Les États-Unis passent à l’action sur le sujet sensible du transfert transatlantique des données personnelles. Le Président Joe Biden a dévoilé un nouveau décret exécutif, pouvant servir de base à la future décision d’adéquation prise par l’UE. Elle devra garantir un niveau de protection des données personnelles au moins équivalent à celui des 27 et permettra leurs libre circulations entre les deux continents, conformément au RGPD.
Plus de six mois après avoir annoncé qu'ils avaient trouvé un accord de principe avec Bruxelles, les États-Unis remontent donc au créneau sur ce sujet très sensible du transfert transatlantique des données personnelles.
L’annonce était très attendue d'autant que les deux précédents cadres, le "Safe Harbor" et le "Privacy Shield", avaient été invalidés par la justice européenne (CJUE)
La cour avait notamment estimé, en juillet 2020, qu’il y avait un risque que les services de renseignement américains accèdent aux données personnelles hébergées sur les serveurs des entreprises nationales, en raison de l’extraterritorialité de certaines de ses lois, t ce, peu importe leurs localisations.
Cette décision de justice dite "Schrems II" avait conduit la Cnil, ainsi que certaines de ses homologues européennes, et notamment autrichienne, à juger l’utilisation de Google Analytics illégale.
L’invalidation du précédent régime avait même poussé Meta à faire planer la menace d’un retrait de ses services dans l’UE.
Risque d'un Shrems III?
Face au risque d’un "Schrems III", l’administration américaine a mis en avant plusieurs garde-fous.
Elle introduit une nouvelle Cour d'examen de la protection des données, sous tutelle du ministère de la Justice américain, et que les citoyens européens pourront saisir en cas de litige.
Les États-Unis s’engagent également à limiter l’accès aux données des Européens par leurs autorités à ce qui est "nécessaire" et de manière "proportionnée", reprenant la sémantique de la législation européenne en la matière.
Pas de garanties à ce jour, mais un pas dans la bonne direction.
Ces garanties apportées par Washington ne semblent pour autant pas rassurer Max Schrems, à l’origine des précédents recours contre les décisions d’adéquation.
"L'UE et les États-Unis sont désormais d'accord sur l'utilisation du mot 'proportionné' mais semblent en désaccord sur sa signification.
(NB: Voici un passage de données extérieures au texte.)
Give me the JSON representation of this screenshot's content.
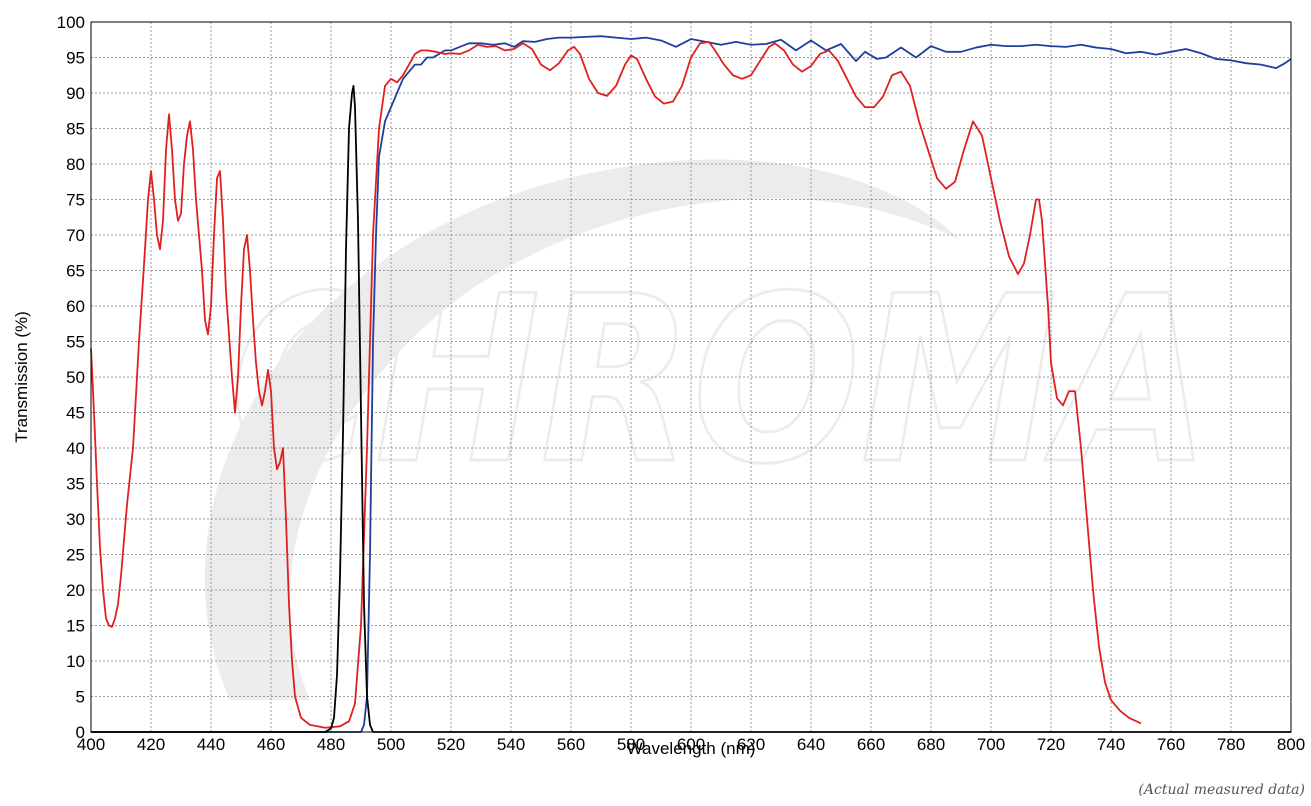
{
  "note": "(Actual measured data)",
  "watermark": "CHROMA",
  "chart_data": {
    "type": "line",
    "title": "",
    "xlabel": "Wavelength (nm)",
    "ylabel": "Transmission (%)",
    "xlim": [
      400,
      800
    ],
    "ylim": [
      0,
      100
    ],
    "xticks": [
      400,
      420,
      440,
      460,
      480,
      500,
      520,
      540,
      560,
      580,
      600,
      620,
      640,
      660,
      680,
      700,
      720,
      740,
      760,
      780,
      800
    ],
    "yticks": [
      0,
      5,
      10,
      15,
      20,
      25,
      30,
      35,
      40,
      45,
      50,
      55,
      60,
      65,
      70,
      75,
      80,
      85,
      90,
      95,
      100
    ],
    "grid": true,
    "legend": "none",
    "series": [
      {
        "color": "#1f3f9f",
        "points": [
          [
            400,
            0
          ],
          [
            480,
            0
          ],
          [
            490,
            0
          ],
          [
            491,
            1
          ],
          [
            492,
            5
          ],
          [
            493,
            25
          ],
          [
            494,
            55
          ],
          [
            495,
            70
          ],
          [
            496,
            81
          ],
          [
            498,
            86
          ],
          [
            500,
            88
          ],
          [
            502,
            90
          ],
          [
            504,
            92
          ],
          [
            506,
            93
          ],
          [
            508,
            94
          ],
          [
            510,
            94
          ],
          [
            512,
            95
          ],
          [
            514,
            95
          ],
          [
            516,
            95.5
          ],
          [
            518,
            96
          ],
          [
            520,
            96
          ],
          [
            523,
            96.5
          ],
          [
            526,
            97
          ],
          [
            530,
            97
          ],
          [
            534,
            96.8
          ],
          [
            538,
            97
          ],
          [
            541,
            96.5
          ],
          [
            544,
            97.3
          ],
          [
            548,
            97.2
          ],
          [
            552,
            97.6
          ],
          [
            556,
            97.8
          ],
          [
            560,
            97.8
          ],
          [
            565,
            97.9
          ],
          [
            570,
            98
          ],
          [
            575,
            97.8
          ],
          [
            580,
            97.6
          ],
          [
            585,
            97.8
          ],
          [
            590,
            97.4
          ],
          [
            595,
            96.5
          ],
          [
            600,
            97.6
          ],
          [
            605,
            97.2
          ],
          [
            610,
            96.8
          ],
          [
            615,
            97.2
          ],
          [
            620,
            96.8
          ],
          [
            625,
            96.9
          ],
          [
            630,
            97.5
          ],
          [
            635,
            96
          ],
          [
            640,
            97.4
          ],
          [
            645,
            96
          ],
          [
            650,
            96.9
          ],
          [
            655,
            94.5
          ],
          [
            658,
            95.8
          ],
          [
            662,
            94.8
          ],
          [
            665,
            95
          ],
          [
            670,
            96.4
          ],
          [
            675,
            95
          ],
          [
            680,
            96.6
          ],
          [
            685,
            95.8
          ],
          [
            690,
            95.8
          ],
          [
            695,
            96.4
          ],
          [
            700,
            96.8
          ],
          [
            705,
            96.6
          ],
          [
            710,
            96.6
          ],
          [
            715,
            96.8
          ],
          [
            720,
            96.6
          ],
          [
            725,
            96.5
          ],
          [
            730,
            96.8
          ],
          [
            735,
            96.4
          ],
          [
            740,
            96.2
          ],
          [
            745,
            95.6
          ],
          [
            750,
            95.8
          ],
          [
            755,
            95.4
          ],
          [
            760,
            95.8
          ],
          [
            765,
            96.2
          ],
          [
            770,
            95.6
          ],
          [
            775,
            94.8
          ],
          [
            780,
            94.6
          ],
          [
            785,
            94.2
          ],
          [
            790,
            94
          ],
          [
            795,
            93.5
          ],
          [
            798,
            94.2
          ],
          [
            800,
            94.8
          ]
        ]
      },
      {
        "color": "#e02020",
        "points": [
          [
            400,
            54
          ],
          [
            401,
            45
          ],
          [
            402,
            35
          ],
          [
            403,
            26
          ],
          [
            404,
            20
          ],
          [
            405,
            16
          ],
          [
            406,
            15
          ],
          [
            407,
            14.8
          ],
          [
            408,
            16
          ],
          [
            409,
            18
          ],
          [
            410,
            22
          ],
          [
            412,
            32
          ],
          [
            414,
            40
          ],
          [
            416,
            55
          ],
          [
            418,
            68
          ],
          [
            419,
            75
          ],
          [
            420,
            79
          ],
          [
            421,
            75
          ],
          [
            422,
            70
          ],
          [
            423,
            68
          ],
          [
            424,
            72
          ],
          [
            425,
            82
          ],
          [
            426,
            87
          ],
          [
            427,
            82
          ],
          [
            428,
            75
          ],
          [
            429,
            72
          ],
          [
            430,
            73
          ],
          [
            431,
            80
          ],
          [
            432,
            84
          ],
          [
            433,
            86
          ],
          [
            434,
            82
          ],
          [
            435,
            75
          ],
          [
            436,
            70
          ],
          [
            437,
            65
          ],
          [
            438,
            58
          ],
          [
            439,
            56
          ],
          [
            440,
            60
          ],
          [
            441,
            70
          ],
          [
            442,
            78
          ],
          [
            443,
            79
          ],
          [
            444,
            72
          ],
          [
            445,
            62
          ],
          [
            446,
            56
          ],
          [
            447,
            50
          ],
          [
            448,
            45
          ],
          [
            449,
            50
          ],
          [
            450,
            60
          ],
          [
            451,
            68
          ],
          [
            452,
            70
          ],
          [
            453,
            65
          ],
          [
            454,
            58
          ],
          [
            455,
            52
          ],
          [
            456,
            48
          ],
          [
            457,
            46
          ],
          [
            458,
            48
          ],
          [
            459,
            51
          ],
          [
            460,
            48
          ],
          [
            461,
            40
          ],
          [
            462,
            37
          ],
          [
            463,
            38
          ],
          [
            464,
            40
          ],
          [
            465,
            30
          ],
          [
            466,
            18
          ],
          [
            467,
            10
          ],
          [
            468,
            5
          ],
          [
            470,
            2
          ],
          [
            473,
            1
          ],
          [
            478,
            0.6
          ],
          [
            483,
            0.8
          ],
          [
            486,
            1.5
          ],
          [
            488,
            4
          ],
          [
            490,
            15
          ],
          [
            492,
            40
          ],
          [
            494,
            70
          ],
          [
            496,
            85
          ],
          [
            498,
            91
          ],
          [
            500,
            92
          ],
          [
            502,
            91.5
          ],
          [
            504,
            92.5
          ],
          [
            506,
            94
          ],
          [
            508,
            95.5
          ],
          [
            510,
            96
          ],
          [
            512,
            96
          ],
          [
            515,
            95.8
          ],
          [
            518,
            95.5
          ],
          [
            520,
            95.6
          ],
          [
            523,
            95.5
          ],
          [
            526,
            96
          ],
          [
            529,
            96.8
          ],
          [
            532,
            96.5
          ],
          [
            535,
            96.6
          ],
          [
            538,
            96
          ],
          [
            541,
            96.2
          ],
          [
            544,
            97
          ],
          [
            547,
            96.2
          ],
          [
            550,
            94
          ],
          [
            553,
            93.2
          ],
          [
            556,
            94.2
          ],
          [
            559,
            96
          ],
          [
            561,
            96.5
          ],
          [
            563,
            95.5
          ],
          [
            566,
            92
          ],
          [
            569,
            90
          ],
          [
            572,
            89.6
          ],
          [
            575,
            91
          ],
          [
            578,
            94
          ],
          [
            580,
            95.3
          ],
          [
            582,
            94.8
          ],
          [
            585,
            92
          ],
          [
            588,
            89.5
          ],
          [
            591,
            88.5
          ],
          [
            594,
            88.8
          ],
          [
            597,
            91
          ],
          [
            600,
            95
          ],
          [
            603,
            97
          ],
          [
            606,
            97.2
          ],
          [
            608,
            96
          ],
          [
            611,
            94
          ],
          [
            614,
            92.5
          ],
          [
            617,
            92
          ],
          [
            620,
            92.5
          ],
          [
            623,
            94.5
          ],
          [
            626,
            96.5
          ],
          [
            628,
            97
          ],
          [
            631,
            96
          ],
          [
            634,
            94
          ],
          [
            637,
            93
          ],
          [
            640,
            93.8
          ],
          [
            643,
            95.5
          ],
          [
            646,
            96
          ],
          [
            649,
            94.5
          ],
          [
            652,
            92
          ],
          [
            655,
            89.5
          ],
          [
            658,
            88
          ],
          [
            661,
            88
          ],
          [
            664,
            89.5
          ],
          [
            667,
            92.5
          ],
          [
            670,
            93
          ],
          [
            673,
            91
          ],
          [
            676,
            86
          ],
          [
            679,
            82
          ],
          [
            682,
            78
          ],
          [
            685,
            76.5
          ],
          [
            688,
            77.5
          ],
          [
            691,
            82
          ],
          [
            694,
            86
          ],
          [
            697,
            84
          ],
          [
            700,
            78
          ],
          [
            703,
            72
          ],
          [
            706,
            67
          ],
          [
            709,
            64.5
          ],
          [
            711,
            66
          ],
          [
            713,
            70
          ],
          [
            715,
            75
          ],
          [
            716,
            75
          ],
          [
            717,
            72
          ],
          [
            719,
            60
          ],
          [
            720,
            52
          ],
          [
            722,
            47
          ],
          [
            724,
            46
          ],
          [
            726,
            48
          ],
          [
            728,
            48
          ],
          [
            730,
            40
          ],
          [
            732,
            30
          ],
          [
            734,
            20
          ],
          [
            736,
            12
          ],
          [
            738,
            7
          ],
          [
            740,
            4.5
          ],
          [
            743,
            3
          ],
          [
            746,
            2
          ],
          [
            750,
            1.2
          ]
        ]
      },
      {
        "color": "#000000",
        "points": [
          [
            400,
            0
          ],
          [
            478,
            0
          ],
          [
            480,
            0.5
          ],
          [
            481,
            2
          ],
          [
            482,
            8
          ],
          [
            483,
            22
          ],
          [
            484,
            42
          ],
          [
            485,
            68
          ],
          [
            486,
            85
          ],
          [
            487,
            90
          ],
          [
            487.5,
            91
          ],
          [
            488,
            88
          ],
          [
            489,
            72
          ],
          [
            490,
            45
          ],
          [
            491,
            18
          ],
          [
            492,
            5
          ],
          [
            493,
            1
          ],
          [
            494,
            0
          ],
          [
            800,
            0
          ]
        ]
      }
    ]
  }
}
À première vue, il semble que les questions essentielles n'ont pas été résolues et que le dossier reviendra tôt ou tard devant la CJUE", a-t-il déclaré
Max Schrems n’est pas le seul à douter de la viabilité de la décision d’adéquation à venir.
"Même si les autorités américaines tentent de combler les lacunes du Privacy Shield initial, le fait est que l'UE et les États-Unis ont toujours une approche différente de la protection des données qui ne peut être gommée par un décret", a déclaré de son côté Ursula Pachl, la directrice générale adjointe du Bureau européen des unions de consommateurs (BEUC). Selon l’Union américaine pour les libertés civiles (ACLU), "s’il s’agit d’un "pas dans la bonne direction", le décret du président Biden continuera de "mettre en péril" les transferts de données UE-États-Unis, faute de réforme en profondeur du système américain."
Reste maintenant à La Commission européenne d'étudier ce nouveau cadre législatif, de rédiger une décision d’adéquation puis de la soumettre à l’aval des États membres.
Bruxelles semble avoir bon espoir que cette fois-ci soit la bonne, mettant en avant les "garanties incluses dans le décret, tant en ce qui concerne la limitation substantielle de l'accès des autorités de sécurité nationale américaines aux données (nécessité et proportionnalité) que la mise en place du nouveau mécanisme de recours".